Key Concepts

This page explains the core abstractions of the Slices AI infrastructure.

What is a Docker container?

A Docker container is a self-contained, isolated environment that includes the operating system layer, the CUDA toolkit, Python, and all your Python libraries — packaged together as a single unit. Think of it as a lightweight virtual machine that starts in seconds.

When a job runs on the Slices AI infrastructure, your code executes inside the container, not directly on the host machine. The container guarantees that the same software environment runs on every cluster node, regardless of what other users have installed.

If you usually install packages interactively with pip install or conda install (in a notebook cell or terminal), the container model asks you to front-load that work: your dependencies are either in a pre-built image, or installed at job start via the job’s command. In return you get full reproducibility and no interference with other users’ environments.

Docker image vs. running container

  • A Docker image is a read-only snapshot — the blueprint for your environment. It lives in a container registry (think of it like a package repository for whole environments).

  • A container is a running instance of an image. When your job starts, the Slices AI infrastructure pulls the image and launches a container from it.
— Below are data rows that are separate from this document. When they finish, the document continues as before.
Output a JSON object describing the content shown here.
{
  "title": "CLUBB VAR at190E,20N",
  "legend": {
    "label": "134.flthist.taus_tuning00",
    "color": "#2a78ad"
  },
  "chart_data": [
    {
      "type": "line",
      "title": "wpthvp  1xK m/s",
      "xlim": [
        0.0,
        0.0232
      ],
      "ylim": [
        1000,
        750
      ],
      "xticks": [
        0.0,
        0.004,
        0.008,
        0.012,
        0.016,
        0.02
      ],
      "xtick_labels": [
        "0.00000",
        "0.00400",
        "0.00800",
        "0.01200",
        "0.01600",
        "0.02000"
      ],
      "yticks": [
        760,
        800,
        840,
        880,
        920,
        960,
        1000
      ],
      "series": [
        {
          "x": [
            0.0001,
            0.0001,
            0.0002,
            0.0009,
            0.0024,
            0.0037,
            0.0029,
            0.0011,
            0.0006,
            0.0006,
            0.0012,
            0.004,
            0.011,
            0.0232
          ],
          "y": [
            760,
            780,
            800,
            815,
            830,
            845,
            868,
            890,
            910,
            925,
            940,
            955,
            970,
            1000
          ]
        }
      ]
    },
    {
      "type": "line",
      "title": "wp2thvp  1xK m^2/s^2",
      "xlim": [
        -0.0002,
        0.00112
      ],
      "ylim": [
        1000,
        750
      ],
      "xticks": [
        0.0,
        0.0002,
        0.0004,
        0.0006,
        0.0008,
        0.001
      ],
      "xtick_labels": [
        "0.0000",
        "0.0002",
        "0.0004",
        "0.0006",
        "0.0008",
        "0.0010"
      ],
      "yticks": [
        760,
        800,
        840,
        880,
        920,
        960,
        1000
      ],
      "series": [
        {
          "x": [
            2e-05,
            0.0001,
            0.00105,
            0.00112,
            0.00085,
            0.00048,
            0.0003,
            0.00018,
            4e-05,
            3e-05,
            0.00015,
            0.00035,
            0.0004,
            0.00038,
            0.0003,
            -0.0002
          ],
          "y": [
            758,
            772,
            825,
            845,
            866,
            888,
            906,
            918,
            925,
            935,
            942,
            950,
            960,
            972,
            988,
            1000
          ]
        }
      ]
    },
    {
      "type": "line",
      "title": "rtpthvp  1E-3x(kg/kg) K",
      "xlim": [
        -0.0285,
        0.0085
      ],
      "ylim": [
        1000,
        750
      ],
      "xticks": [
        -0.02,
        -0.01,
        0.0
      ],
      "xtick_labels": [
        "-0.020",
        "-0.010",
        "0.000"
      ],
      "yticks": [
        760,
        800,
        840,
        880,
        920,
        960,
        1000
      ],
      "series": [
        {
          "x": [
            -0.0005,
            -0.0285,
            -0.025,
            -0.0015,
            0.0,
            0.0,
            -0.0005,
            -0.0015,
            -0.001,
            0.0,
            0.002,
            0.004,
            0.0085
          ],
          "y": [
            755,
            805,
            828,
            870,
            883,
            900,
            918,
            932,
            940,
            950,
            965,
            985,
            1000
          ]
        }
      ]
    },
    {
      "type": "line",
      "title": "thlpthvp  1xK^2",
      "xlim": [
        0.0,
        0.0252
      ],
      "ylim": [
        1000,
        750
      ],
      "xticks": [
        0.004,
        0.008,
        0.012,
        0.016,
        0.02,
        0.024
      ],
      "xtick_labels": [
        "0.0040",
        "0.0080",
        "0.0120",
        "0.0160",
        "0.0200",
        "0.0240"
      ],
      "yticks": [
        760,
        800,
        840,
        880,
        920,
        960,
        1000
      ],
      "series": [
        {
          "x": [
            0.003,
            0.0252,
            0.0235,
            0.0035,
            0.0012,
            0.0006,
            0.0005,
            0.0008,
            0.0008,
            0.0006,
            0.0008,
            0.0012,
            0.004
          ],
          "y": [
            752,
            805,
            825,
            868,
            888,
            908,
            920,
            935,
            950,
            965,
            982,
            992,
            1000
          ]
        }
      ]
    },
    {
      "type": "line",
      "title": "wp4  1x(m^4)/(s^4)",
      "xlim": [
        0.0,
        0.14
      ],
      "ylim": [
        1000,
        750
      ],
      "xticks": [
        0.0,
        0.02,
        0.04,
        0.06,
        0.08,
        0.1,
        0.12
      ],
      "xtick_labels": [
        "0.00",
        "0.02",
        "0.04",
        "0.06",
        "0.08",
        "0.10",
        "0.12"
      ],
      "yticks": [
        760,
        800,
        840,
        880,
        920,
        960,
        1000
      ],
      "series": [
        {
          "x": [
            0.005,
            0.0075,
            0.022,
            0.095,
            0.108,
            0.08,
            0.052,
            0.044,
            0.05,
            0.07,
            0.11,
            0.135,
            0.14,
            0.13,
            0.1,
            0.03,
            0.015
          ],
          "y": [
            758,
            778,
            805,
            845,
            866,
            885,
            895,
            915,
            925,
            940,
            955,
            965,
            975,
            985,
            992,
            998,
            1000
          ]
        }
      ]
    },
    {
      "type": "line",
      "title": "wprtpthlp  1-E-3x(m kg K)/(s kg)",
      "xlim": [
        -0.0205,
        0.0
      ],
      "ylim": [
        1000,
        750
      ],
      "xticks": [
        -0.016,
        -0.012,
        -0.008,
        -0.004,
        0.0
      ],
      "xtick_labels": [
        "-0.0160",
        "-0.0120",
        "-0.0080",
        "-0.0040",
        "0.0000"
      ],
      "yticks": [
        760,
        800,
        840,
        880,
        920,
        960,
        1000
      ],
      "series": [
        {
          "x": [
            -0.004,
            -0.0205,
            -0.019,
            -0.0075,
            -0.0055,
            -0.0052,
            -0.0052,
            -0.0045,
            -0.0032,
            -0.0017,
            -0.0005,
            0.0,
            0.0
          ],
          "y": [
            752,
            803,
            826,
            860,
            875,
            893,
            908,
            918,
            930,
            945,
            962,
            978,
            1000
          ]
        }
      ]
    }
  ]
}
The Slices AI infrastructure maintains a set of ready-to-use images for common ML frameworks under GPU Docker Stacks. For most use cases you can pick one of these pre-built images and skip building your own entirely. See Choosing a Docker image for a full comparison of available image sources.

Where does your code live?

Your training scripts are not baked into the image. Instead, you place them on a storage volume that is mounted into the container at job start.

A typical layout for the CIFAR-10 tutorial is:

/project_ghent/
├── cifar10/
│   └── train.py      ← your script (lives in project storage, survives across jobs)
├── data/             ← dataset written here by the script on first run
└── checkpoints/      ← per-epoch checkpoints written here by the script

Your job definition mounts /project_ghent into the container, and the command in the job definition runs your script. The image provides the runtime; your code and data live in storage.

This separation means you can update your script without rebuilding or re-pulling the image.

How does data get in and out?

Data only persists if it is written to a mounted storage volume. Anything written to the container’s own filesystem (e.g. files written to /tmp or /root) is discarded when the job ends.

The Slices AI infrastructure provides five storage types:

Storage

Persistent

Shared across jobs

Location

Speed

Use case

/project_ghent

Yes

Yes (Ghent clusters 0–99)

Ghent

Fast

Scripts, datasets, checkpoints, logs

/project_antwerp

Yes

Yes (Antwerp clusters 100–199)

Antwerp

Fast

Same as above, Antwerp side

/project_madrid

Yes

Yes (Madrid clusters 200–299)

Madrid

Fast

Same as above, Madrid side

S3 object store

Yes

Yes (all clusters, both sites)

Mirrored Ghent ↔ Antwerp

Good

Large datasets accessed from any cluster

/project_scratch

Yes

Yes (same slave node only)

Local SSD (RAID0)

Very fast

High-frequency I/O; not backed up

tmpfs

No

No

RAM

Extremely fast

Hot copy of a dataset within a single job

S3 object storage is particularly useful for large datasets that need to be read from multiple clusters or both sites. It uses the standard S3 API (compatible with boto3, s3cmd, rclone, etc.). See the S3 storage documentation for setup instructions.

Important

Everything written outside a mounted volume is lost when the job ends. Always write checkpoints, logs, and results to a mounted storage path.

Installing Python packages

For quick installs: pip install works inside a running container — both in JupyterHub notebook cells and in the command field of a job definition. For example:

"command": "pip install einops && python /project_ghent/train.py"

This is fine for one or two small packages in a personal workflow.

For reproducible or complex environments: pre-installing dependencies into a custom Docker image is the better approach. Dependencies are installed once at build time, the image is pushed to a registry, and every job that uses the image starts instantly with a complete, tested environment. See the Job Definition reference for a full walkthrough of building and pushing a custom image.

A custom image is the right choice when:

  • You have many dependencies or a long pip install step that would slow every job start.

  • Your experiment needs exact, reproducible versions pinned across collaborators.

  • You depend on compiled C/C++ extensions or non-Python system packages (apt install).

What is a job definition?

A job definition is a JSON file that describes everything the Slices AI infrastructure needs to run your experiment:

  • which Docker image to use,

  • which GPUs, CPUs and RAM to allocate,

  • which storage volumes to mount,

  • and which command to execute.

You submit the job definition with slices ai submit <file.json> and the infrastructure schedules it on an appropriate cluster node. See the Job Definition reference for all available fields.